# dato sets: Amana vs Infinity



## LGC KX5 TC (Dec 23, 2008)

hey guys i have been looking around and i need some input. They both look like good sets but does anyone know which one is better, or are they about the same. And if there is something better than this that i haven't found yet what is it. I am a firm believer in buying quality tools that will last a long time.


----------



## knotscott (Nov 8, 2007)

The Infinity Dadonator is my current set...hard to imagine there being a better set on the market, though I haven't tried the Amana set. The two sets have a similar design on the outside cutters, but the Infinity chippers have 6 teeth vs 4 on the Amana, which should equate to a cleaner cut.
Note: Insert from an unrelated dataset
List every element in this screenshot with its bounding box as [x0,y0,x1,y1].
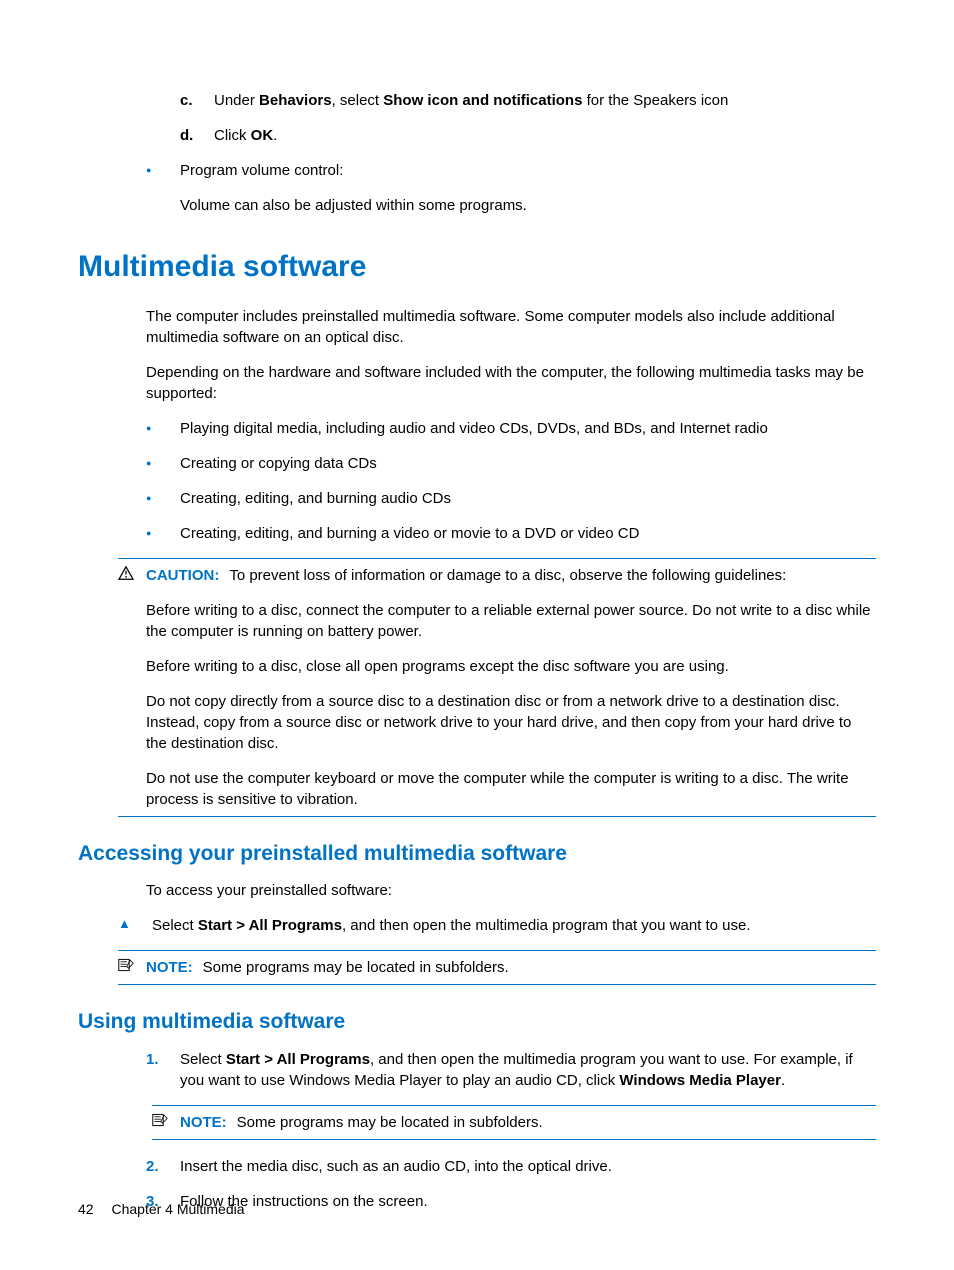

I've also had an excellent Systimatic 42T/6T set, DeWalt 7670 24T/4T set, and a Freud SD208 12T/2T set that the Dadonator eclipses. I have tried a handful of Infinity and Amana saw blades...both make some excellent blades, but in general I prefer the fit and finish on the Infinity blades, and also find their designs to be more on the "cutting edge". Without question I'd go with the Infinity based on my experience with them.


----------



## knotscott (Nov 8, 2007)

So what's the verdict?


----------



## LGC KX5 TC (Dec 23, 2008)

lol still saving money but probably the infinity, It looks good


----------